No, I'm suggesting that we have lots more CCTV cameras than those states and yet they are repressive authoritarian regimes in which basic political freedoms and human rights are routinely ignored. The point is that the existence of CCTV cameras is not a prerequisite for what might looselt be termed a police or Orwellian state.

I'm assuming from your vision of Great Britain that you don't live here and haven't been recently. In that case might I ask why you trust such stories if (a) they are published here and are critical articles or openly criticised by British residents or (b) if they are published elsewhere in states also claimed to be Orwellian or potentially so (how would you know if they genuinely were)?

For the record the UK is ranked 23rd in terms of press freedom worldwide.

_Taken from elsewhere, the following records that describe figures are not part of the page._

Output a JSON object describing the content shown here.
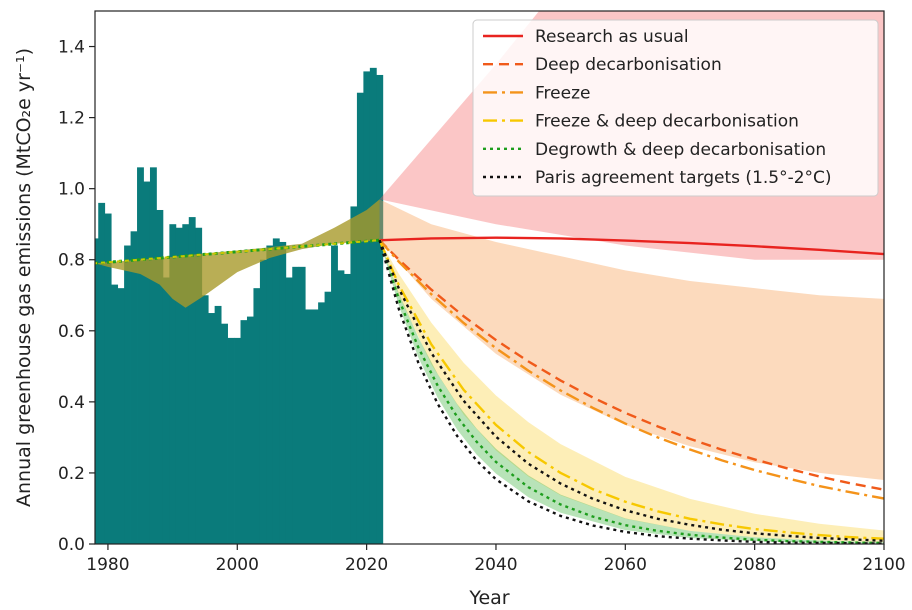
{
  "chart_data": {
    "type": "line",
    "xlabel": "Year",
    "ylabel": "Annual greenhouse gas emissions (MtCO₂e yr⁻¹)",
    "xlim": [
      1978,
      2100
    ],
    "ylim": [
      0,
      1.5
    ],
    "xticks": [
      1980,
      2000,
      2020,
      2040,
      2060,
      2080,
      2100
    ],
    "yticks": [
      0.0,
      0.2,
      0.4,
      0.6,
      0.8,
      1.0,
      1.2,
      1.4
    ],
    "grid": false,
    "legend_position": "top-right",
    "historical_bars": {
      "color": "#0a7b7b",
      "years": [
        1978,
        1979,
        1980,
        1981,
        1982,
        1983,
        1984,
        1985,
        1986,
        1987,
        1988,
        1989,
        1990,
        1991,
        1992,
        1993,
        1994,
        1995,
        1996,
        1997,
        1998,
        1999,
        2000,
        2001,
        2002,
        2003,
        2004,
        2005,
        2006,
        2007,
        2008,
        2009,
        2010,
        2011,
        2012,
        2013,
        2014,
        2015,
        2016,
        2017,
        2018,
        2019,
        2020,
        2021,
        2022
      ],
      "values": [
        0.86,
        0.96,
        0.93,
        0.73,
        0.72,
        0.84,
        0.88,
        1.06,
        1.02,
        1.06,
        0.94,
        0.75,
        0.9,
        0.89,
        0.9,
        0.92,
        0.89,
        0.7,
        0.65,
        0.67,
        0.62,
        0.58,
        0.58,
        0.63,
        0.64,
        0.72,
        0.8,
        0.84,
        0.86,
        0.85,
        0.75,
        0.78,
        0.78,
        0.66,
        0.66,
        0.68,
        0.71,
        0.84,
        0.77,
        0.76,
        0.95,
        1.27,
        1.33,
        1.34,
        1.32
      ]
    },
    "series": [
      {
        "name": "Research as usual",
        "color": "#e8231f",
        "dash": "",
        "x": [
          2022,
          2030,
          2040,
          2050,
          2060,
          2070,
          2080,
          2090,
          2100
        ],
        "y": [
          0.855,
          0.86,
          0.862,
          0.86,
          0.854,
          0.847,
          0.838,
          0.828,
          0.816
        ]
      },
      {
        "name": "Deep decarbonisation",
        "color": "#f05a1a",
        "dash": "10,6",
        "x": [
          2022,
          2025,
          2030,
          2035,
          2040,
          2045,
          2050,
          2055,
          2060,
          2065,
          2070,
          2075,
          2080,
          2085,
          2090,
          2095,
          2100
        ],
        "y": [
          0.855,
          0.8,
          0.716,
          0.641,
          0.574,
          0.514,
          0.46,
          0.412,
          0.369,
          0.331,
          0.296,
          0.265,
          0.238,
          0.213,
          0.19,
          0.17,
          0.153
        ]
      },
      {
        "name": "Freeze",
        "color": "#f4931a",
        "dash": "14,5,3,5",
        "x": [
          2022,
          2025,
          2030,
          2035,
          2040,
          2045,
          2050,
          2055,
          2060,
          2065,
          2070,
          2075,
          2080,
          2085,
          2090,
          2095,
          2100
        ],
        "y": [
          0.855,
          0.794,
          0.703,
          0.622,
          0.551,
          0.488,
          0.432,
          0.383,
          0.339,
          0.3,
          0.266,
          0.235,
          0.208,
          0.185,
          0.163,
          0.145,
          0.128
        ]
      },
      {
        "name": "Freeze & deep decarbonisation",
        "color": "#f7c800",
        "dash": "14,5,3,5",
        "x": [
          2022,
          2025,
          2030,
          2035,
          2040,
          2045,
          2050,
          2055,
          2060,
          2065,
          2070,
          2075,
          2080,
          2085,
          2090,
          2095,
          2100
        ],
        "y": [
          0.855,
          0.728,
          0.562,
          0.434,
          0.335,
          0.259,
          0.2,
          0.154,
          0.119,
          0.092,
          0.071,
          0.055,
          0.042,
          0.033,
          0.025,
          0.019,
          0.015
        ]
      },
      {
        "name": "Degrowth & deep decarbonisation",
        "color": "#1e9e1e",
        "dash": "3,4",
        "x": [
          2022,
          2025,
          2028,
          2031,
          2034,
          2037,
          2040,
          2045,
          2050,
          2055,
          2060,
          2065,
          2070,
          2075,
          2080,
          2085,
          2090,
          2095,
          2100
        ],
        "y": [
          0.855,
          0.688,
          0.553,
          0.445,
          0.358,
          0.288,
          0.231,
          0.16,
          0.111,
          0.077,
          0.053,
          0.037,
          0.026,
          0.018,
          0.012,
          0.008,
          0.006,
          0.004,
          0.003
        ]
      },
      {
        "name": "Paris agreement targets (1.5°-2°C)",
        "color": "#111111",
        "dash": "3,4",
        "x": [
          2022,
          2025,
          2028,
          2031,
          2034,
          2037,
          2040,
          2045,
          2050,
          2055,
          2060,
          2065,
          2070,
          2075,
          2080,
          2085,
          2090,
          2095,
          2100
        ],
        "y": [
          0.855,
          0.66,
          0.51,
          0.394,
          0.304,
          0.235,
          0.182,
          0.12,
          0.079,
          0.052,
          0.034,
          0.022,
          0.015,
          0.01,
          0.006,
          0.004,
          0.003,
          0.002,
          0.001
        ]
      },
      {
        "name": "",
        "color": "#111111",
        "dash": "3,4",
        "x": [
          2022,
          2025,
          2030,
          2035,
          2040,
          2045,
          2050,
          2055,
          2060,
          2065,
          2070,
          2075,
          2080,
          2085,
          2090,
          2095,
          2100
        ],
        "y": [
          0.855,
          0.718,
          0.538,
          0.403,
          0.302,
          0.226,
          0.17,
          0.127,
          0.095,
          0.071,
          0.054,
          0.04,
          0.03,
          0.023,
          0.017,
          0.013,
          0.009
        ]
      }
    ],
    "historical_trend": {
      "color": "#c8c800",
      "x": [
        1978,
        2022
      ],
      "y": [
        0.79,
        0.855
      ]
    },
    "bands": [
      {
        "series": "Research as usual",
        "color": "#f46a6a",
        "opacity": 0.38,
        "x": [
          2022,
          2040,
          2060,
          2080,
          2100
        ],
        "upper": [
          0.97,
          1.35,
          1.8,
          2.3,
          2.8
        ],
        "lower": [
          0.97,
          0.9,
          0.84,
          0.8,
          0.8
        ]
      },
      {
        "series": "Deep decarbonisation",
        "color": "#f7a25a",
        "opacity": 0.4,
        "x": [
          2022,
          2030,
          2040,
          2050,
          2060,
          2070,
          2080,
          2090,
          2100
        ],
        "upper": [
          0.97,
          0.9,
          0.85,
          0.81,
          0.77,
          0.74,
          0.72,
          0.7,
          0.69
        ],
        "lower": [
          0.855,
          0.69,
          0.535,
          0.42,
          0.335,
          0.275,
          0.23,
          0.2,
          0.18
        ]
      },
      {
        "series": "Freeze & deep decarbonisation",
        "color": "#f9d54a",
        "opacity": 0.4,
        "x": [
          2022,
          2025,
          2030,
          2035,
          2040,
          2045,
          2050,
          2060,
          2070,
          2080,
          2090,
          2100
        ],
        "upper": [
          0.855,
          0.76,
          0.623,
          0.51,
          0.418,
          0.343,
          0.281,
          0.189,
          0.127,
          0.085,
          0.057,
          0.038
        ],
        "lower": [
          0.855,
          0.7,
          0.505,
          0.364,
          0.263,
          0.19,
          0.137,
          0.071,
          0.037,
          0.019,
          0.01,
          0.005
        ]
      },
      {
        "series": "Degrowth & deep decarbonisation",
        "color": "#4db84d",
        "opacity": 0.4,
        "x": [
          2022,
          2025,
          2028,
          2031,
          2034,
          2037,
          2040,
          2045,
          2050,
          2060,
          2070,
          2080,
          2090,
          2100
        ],
        "upper": [
          0.855,
          0.705,
          0.581,
          0.478,
          0.394,
          0.325,
          0.268,
          0.193,
          0.139,
          0.072,
          0.037,
          0.019,
          0.01,
          0.005
        ],
        "lower": [
          0.855,
          0.67,
          0.525,
          0.411,
          0.322,
          0.252,
          0.198,
          0.132,
          0.088,
          0.039,
          0.017,
          0.008,
          0.003,
          0.002
        ]
      }
    ],
    "historical_band": {
      "color": "#a89a2a",
      "opacity": 0.8,
      "x": [
        1978,
        1980,
        1985,
        1988,
        1990,
        1992,
        1995,
        2000,
        2005,
        2010,
        2015,
        2020,
        2022
      ],
      "upper": [
        0.79,
        0.793,
        0.8,
        0.805,
        0.808,
        0.812,
        0.818,
        0.826,
        0.835,
        0.845,
        0.89,
        0.94,
        0.97
      ],
      "lower": [
        0.79,
        0.78,
        0.76,
        0.73,
        0.69,
        0.665,
        0.7,
        0.765,
        0.805,
        0.83,
        0.845,
        0.852,
        0.855
      ]
    }
  }
}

Hardly the hallmark of a police state, is it?
 
dougiedonnelly said:
While its not a police state right now,I believe we are heading in that direction.Its true that you wont be shot for uttering the " the "n-" word-YET,but it can lose you your job,or land you in court charged with hate crime and whatever else.

A place where racial abuse and discrimination is accepted isn't exactly free for the minorities (or majorities) being abused; one where the law protects citizens from discrimination and violence is a great improvement.

A country where the police have to be polite to the citizenry is the opposite of a police state.
 
For the record the UK is ranked 23rd in terms of press freedom worldwide. Hardly the hallmark of a police state, is it?

your source please !!!

also if true I think that if we are 23rd in the world of how many country's ? is pretty abismal to be honest, what happened ??? have we allways been this low down ?

The uk should be leading the world in freedoms not coming in a lame 23rd.